Guidance for Healthcare Providers
  • Immediately notify your local health department (LHD) if meningococcal disease is suspected based on clinical findings or laboratory results of gram-negative diplococci or N. meningitidis from a normally sterile site.
      
  • Maintain a heightened index of suspicion for meningococcal disease. 
    • There is an ongoing outbreak of meningococcal disease in Virginia and a national increase in invasive meningococcal disease, mainly attributable to Neisseria meningitidis serogroup Y. 
    • Be aware that patients with meningococcal septicemia or septic arthritis might present without typical symptoms of meningitis  
  • Because of the risks of severe morbidity and death, effective antibiotics should be administered promptly to patients suspected of having meningococcal disease. 

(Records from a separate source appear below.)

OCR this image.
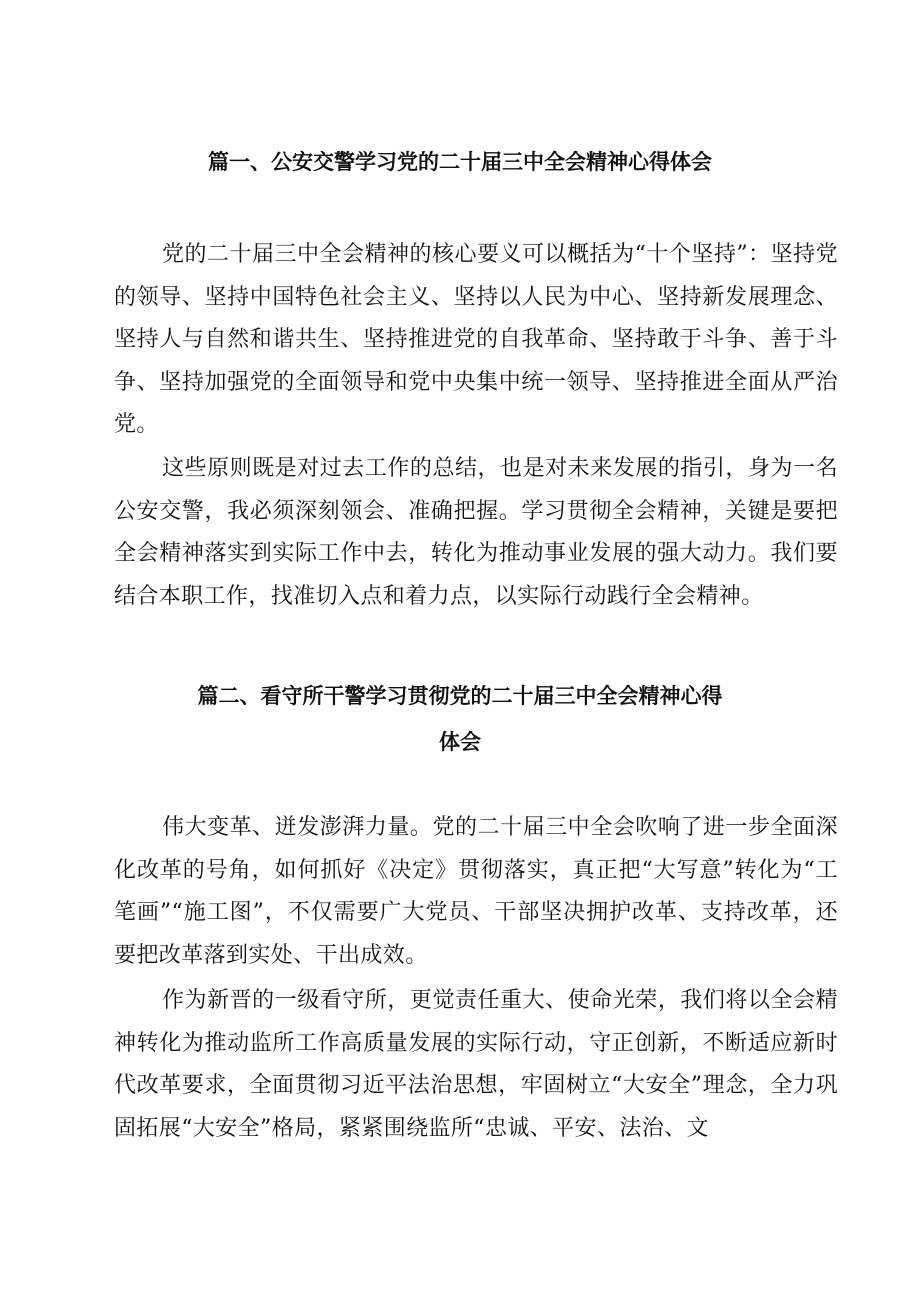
篇一、公安交警学习党的二十届三中全会精神心得体会

党的二十届三中全会精神的核心要义可以概括为“十个坚持”：坚持党的领导、坚持中国特色社会主义、坚持以人民为中心、坚持新发展理念、坚持人与自然和谐共生、坚持推进党的自我革命、坚持敢于斗争、善于斗争、坚持加强党的全面领导和党中央集中统一领导、坚持推进全面从严治党。

这些原则既是对过去工作的总结，也是对未来发展的指引，身为一名公安交警，我必须深刻领会、准确把握。学习贯彻全会精神，关键是要把全会精神落实到实际工作中去，转化为推动事业发展的强大动力。我们要结合本职工作，找准切入点和着力点，以实际行动践行全会精神。

篇二、看守所干警学习贯彻党的二十届三中全会精神心得
体会

伟大变革、迸发澎湃力量。党的二十届三中全会吹响了进一步全面深化改革的号角，如何抓好《决定》贯彻落实，真正把“大写意”转化为“工笔画”“施工图”，不仅需要广大党员、干部坚决拥护改革、支持改革，还要把改革落到实处、干出成效。

作为新晋的一级看守所，更觉责任重大、使命光荣，我们将以全会精神转化为推动监所工作高质量发展的实际行动，守正创新，不断适应新时代改革要求，全面贯彻习近平法治思想，牢固树立“大安全”理念，全力巩固拓展“大安全”格局，紧紧围绕监所“忠诚、平安、法治、文
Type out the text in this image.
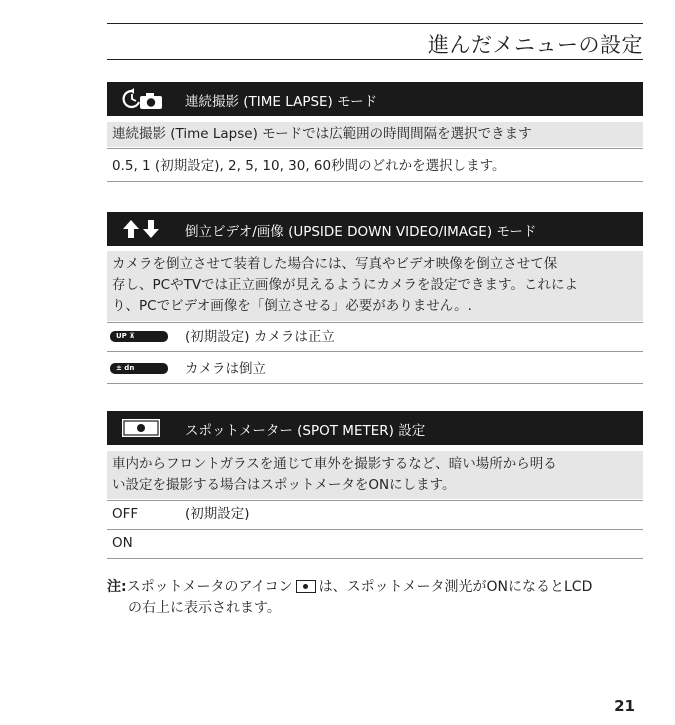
進んだメニューの設定
連続撮影 (TIME LAPSE) モード
連続撮影 (Time Lapse) モードでは広範囲の時間間隔を選択できます
0.5, 1 (初期設定), 2, 5, 10, 30, 60秒間のどれかを選択します。
倒立ビデオ/画像 (UPSIDE DOWN VIDEO/IMAGE) モード
カメラを倒立させて装着した場合には、写真やビデオ映像を倒立させて保
存し、PCやTVでは正立画像が見えるようにカメラを設定できます。これによ
り、PCでビデオ画像を「倒立させる」必要がありません。.
UP ⊼	(初期設定) カメラは正立
± dn	カメラは倒立
スポットメーター (SPOT METER) 設定
車内からフロントガラスを通じて車外を撮影するなど、暗い場所から明る
い設定を撮影する場合はスポットメータをONにします。
OFF	(初期設定)
ON
注:スポットメータのアイコン は、スポットメータ測光がONになるとLCD
の右上に表示されます。
21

    • Empirical therapy for suspected meningococcal disease should include an extended-spectrum cephalosporin, such as cefotaxime or ceftriaxone.  
    • Ascertain susceptibility of N. meningitidis isolates to penicillin before using penicillin or ampicillin for treatment. Isolates of N. meningitidis that are ciprofloxacin and penicillin-resistant have been detected in northern Virginia. 
  • Northern Virginia healthcare providers should suspend use of ciprofloxacin as post-exposure prophylaxis (PEP) to prevent PEP failure in contacts.  
    • Ciprofloxacin-resistant strains of N. meningitidis have been reported in Northern Virginia. Administration of ciprofloxacin to contacts may result in PEP failure. 
    • Alternative PEP options for northern Virginia include rifampin, ceftriaxone, or azithromycin. 
  • Ensure that all patients who are at increased risk for meningococcal disease are up to date on MenACWY vaccine.  
    • The meningococcal vaccination is recommended for people at increased risk due to certain medical conditions, including a booster every five years to maintain protection.  
    • Those at increased risk include people with HIV, those whose spleen is damaged or removed, people with sickle cell disease, anyone with a rare immune condition called complement deficiency, or people taking complement inhibitors. 
  • Continue to encourage routine administration of MenACWY vaccine in adolescents.  
    • As a reminder, a dose of MenACWY vaccine is required for students prior to 7th and 12th grade.